Sie könnten beispielsweise alle bitten, drei Dinge mitzuteilen, die auch für andere wichtig zu wissen sind. Wenn Sie den Weg ebnen, geben die Menschen eher Informationen weiter. Sagen Sie ihnen, dass sie im Meeting zwei oder drei Infos weitergeben sollen, die ihrer Meinung nach auch für andere von Interesse sein könnten, oder die Reibungspunkte in der CX entschärfen oder manches beschleunigen oder vereinfachen. Bitten Sie die Eingeladenen zu erzählen, was uns helfen könnte, proaktiv zu handeln.
Kundenfeedback ist eine wahre Goldgrube an Daten. Sie liefert Ihnen Marktintelligenz. Das ist Marktforschung, für die Sie nicht einmal mehr externe Kräfte bezahlen müssen. Das Einzige, was Sie tun müssen, ist, diese Daten anzuzapfen.
Klokkenga: Worauf können sich CX-Professionals Ihrer Meinung nach in diesem Jahr oder in den nächsten Jahren freuen? Wohin wird sich diese Branche Ihrer Ansicht nach entwickeln?
Golden: Ich meine, dass die CX-Professionals, vor allem der Kundenservice, sich über den bisherigen Erfolg freuen sollten. Feiern Sie die Beharrlichkeit, die Einsatzbereitschaft und die Leidenschaft der Menschen, die die Unternehmen durch die Pandemie geführt haben.
Alle sind auf Remote-Arbeit umgestiegen, und das in wenigen Wochen oder sogar innerhalb von Tagen! Für CX-Professionals war dies eine große Umstellung. Während andere Branchen mit Entlassungen zu kämpfen hatten, konnte unsere CX-Branche einen Zuwachs verzeichnen. Wir benötigten mehr Mitarbeitende im Support, weil wir seitdem mehr Menschen als je zuvor unterstützen.

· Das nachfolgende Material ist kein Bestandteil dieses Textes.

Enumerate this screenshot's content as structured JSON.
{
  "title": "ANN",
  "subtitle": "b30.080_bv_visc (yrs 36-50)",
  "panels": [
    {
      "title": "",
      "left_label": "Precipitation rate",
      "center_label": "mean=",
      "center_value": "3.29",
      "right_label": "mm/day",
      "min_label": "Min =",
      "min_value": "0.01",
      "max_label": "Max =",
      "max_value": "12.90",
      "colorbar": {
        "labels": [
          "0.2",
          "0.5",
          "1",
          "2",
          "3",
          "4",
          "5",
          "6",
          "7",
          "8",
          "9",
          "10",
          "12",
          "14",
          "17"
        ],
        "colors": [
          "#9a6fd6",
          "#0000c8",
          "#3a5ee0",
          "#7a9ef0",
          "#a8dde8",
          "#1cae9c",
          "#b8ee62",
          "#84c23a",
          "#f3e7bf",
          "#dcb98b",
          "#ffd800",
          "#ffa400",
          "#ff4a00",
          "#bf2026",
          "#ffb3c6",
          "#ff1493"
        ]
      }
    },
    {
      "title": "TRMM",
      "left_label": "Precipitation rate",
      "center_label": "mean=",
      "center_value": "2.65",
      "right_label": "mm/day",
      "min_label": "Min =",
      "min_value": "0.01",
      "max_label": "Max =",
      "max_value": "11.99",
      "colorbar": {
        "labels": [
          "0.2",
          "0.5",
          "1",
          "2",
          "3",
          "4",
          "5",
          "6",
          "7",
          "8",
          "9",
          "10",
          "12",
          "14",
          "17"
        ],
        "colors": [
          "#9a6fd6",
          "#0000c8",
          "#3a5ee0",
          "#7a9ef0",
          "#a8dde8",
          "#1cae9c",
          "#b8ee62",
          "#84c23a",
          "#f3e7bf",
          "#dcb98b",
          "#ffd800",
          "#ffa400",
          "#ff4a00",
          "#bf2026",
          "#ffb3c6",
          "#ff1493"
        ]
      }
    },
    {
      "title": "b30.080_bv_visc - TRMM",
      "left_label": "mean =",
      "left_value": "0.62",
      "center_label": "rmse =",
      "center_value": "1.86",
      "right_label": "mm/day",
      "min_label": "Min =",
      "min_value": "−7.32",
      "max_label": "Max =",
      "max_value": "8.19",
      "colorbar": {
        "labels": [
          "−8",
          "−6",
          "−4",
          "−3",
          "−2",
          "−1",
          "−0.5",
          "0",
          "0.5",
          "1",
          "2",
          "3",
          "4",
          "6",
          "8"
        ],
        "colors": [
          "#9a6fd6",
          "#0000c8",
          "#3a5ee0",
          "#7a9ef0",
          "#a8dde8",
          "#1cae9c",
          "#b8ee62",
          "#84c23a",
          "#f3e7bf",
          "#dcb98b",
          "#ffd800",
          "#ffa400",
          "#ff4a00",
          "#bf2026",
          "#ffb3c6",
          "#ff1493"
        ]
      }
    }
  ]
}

Die Pandemie war eine unvergleichliche Herausforderung. Wir sollten feiern, dass wir sie gemeistert haben, eine der härtesten Herausforderungen überhaupt, welche die Unternehmen je getroffen hat. Und wir sollten uns über alles freuen, was die Zukunft bringt, denn wir haben die Stärke, die Kreativität, das Vermögen und die Beharrlichkeit, um auch die nächsten Hürden, denen wir uns stellen wollen, zu überwinden.